AN: Rather short chapter today but I am thinking about writing a companion piece to this that deals more with Mary and Matthew's life in NY (and maybe the life of Edith and Patrick at Downton as well, I have a few ideas concerning the style of the story in mind, we'll see.)

Thanks for all the reviews, they make me very happy :)

Kat


Mary

"This is our house?" She cannot believe it. How is this even possible?

"Yes."

"It is bigger than my father's house in London."

"I know."

"How do we pay for this?"

"I told you they are paying me a lot of money. And I received a rather generous signing bonus. Also, I saved every penny of the money I earned working for the law firm in London for the past four months."

"Will we be able to maintain such a house?"

"Yes. I've talked it through with you father. There won't be any difficulties concerning that."

"I don't know what to say."

"Do you like the house?" She cannot believe he is asking that question.

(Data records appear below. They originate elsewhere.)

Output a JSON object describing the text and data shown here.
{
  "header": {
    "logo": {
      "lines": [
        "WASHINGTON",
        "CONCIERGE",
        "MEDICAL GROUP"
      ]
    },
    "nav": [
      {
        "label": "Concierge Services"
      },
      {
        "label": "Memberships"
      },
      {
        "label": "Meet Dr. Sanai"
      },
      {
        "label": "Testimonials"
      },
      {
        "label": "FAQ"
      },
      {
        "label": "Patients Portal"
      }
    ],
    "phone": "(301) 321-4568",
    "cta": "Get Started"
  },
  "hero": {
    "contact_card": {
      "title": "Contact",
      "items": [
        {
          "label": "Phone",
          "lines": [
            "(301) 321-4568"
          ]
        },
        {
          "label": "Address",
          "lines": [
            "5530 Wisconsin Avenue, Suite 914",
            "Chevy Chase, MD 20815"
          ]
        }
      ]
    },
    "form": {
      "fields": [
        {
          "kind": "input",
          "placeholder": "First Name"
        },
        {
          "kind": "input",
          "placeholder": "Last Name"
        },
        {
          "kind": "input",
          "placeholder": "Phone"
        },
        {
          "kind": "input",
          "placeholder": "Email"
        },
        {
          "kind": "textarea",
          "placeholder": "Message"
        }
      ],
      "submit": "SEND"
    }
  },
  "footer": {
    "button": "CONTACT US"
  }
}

"Like the house? I love it. It is wonderful. Matthew, it is so much more than I expected."

Matthew

"It is so much more than I expected." His wife words come back to him when he walks home one night from the office after they have been in New York for three months. She was right. Their life in New York is marvelous. Mary's title and the fact that she is the daughter of 'that Levinson girl who became a countess' have opened the doors into the highest circles of New York society. But his job and his colleagues have also opened doors for them to the upper-middle class. To his surprise Mary seems to prefer their upper-middleclass friends. When he asked her about it she explained to him that they were a lot more like her mother than all their upper class acquaintances and he realized that she was right. When he told her so she laughed at him and told him that her mother's family hadn't always been as incredibly rich as they were in the 1880s and that her mother had spent most of childhood as a middle-class child. He smiles at this. Mary has never been more herself than she is in New York. In England she always put on act for everyone but him, here she puts on an act for no one.

"Matthew", she says and smiles when he enters their sitting room.

"You are in a particularly good mood today."

"Yes, I am", she says, gets up, walks towards him and puts her arms around him. He can smell her perfume now and it makes him dizzy.

"Matthew, look at me. I have got something to tell you and I want to see your face." His stomach does a backflip when she says this because he has inkling of what is coming. She has been tired lately and very tenderer towards him. As if her feelings for him had intensified, if that was possible.

"Matthew, we are having a baby." Although he suspected it, it makes him happier than he has ever been before. He has been hoping for Mary to be pregnant since their wedding night because he feels a desperate longing to be a father.

"Oh Mary, I love you." He lifts her of the ground carefully and swings her around just once. When he puts her back down she kisses him more lovingly than ever before.

Cora

She smiles at her husband when he brings her her letters. He does this every morning and she knows he does it so that they can have a few minutes for themselves.

"There's a letter from Mary for you."

"And you want me to open it right now and tell you what's in it." Her husband smirks at her and she can't deny him. So she opens the letter and scans it. She never reads her daughter's letter out loud to him right away because sometimes Mary mentions things she obviously doesn't want her father to know about. But what she sees on the page now, she knows she is allowed to share with her husband.

"We are going to have an American grandchild, Robert."

"What?" The dumbstruck look on her husband's face makes her smile.

"Mary is pregnant. The child will be born in New York. He or she will be an American."

"I gather that makes you happy."

"In a way. Although I'd much rather the child were here for us to spoil him or her."

"They won't stay in New York forever."

"Are you happy Robert?" He doesn't look happy.

"I feel old."

"You aren't old. You were very young when you became a father, so now you are still young when you become a grandfather."

"I was as old as Mary is now. Which means that I am still young enough for most things." He is grinning now and she is glad she hasn't rung for her lady's maid yet.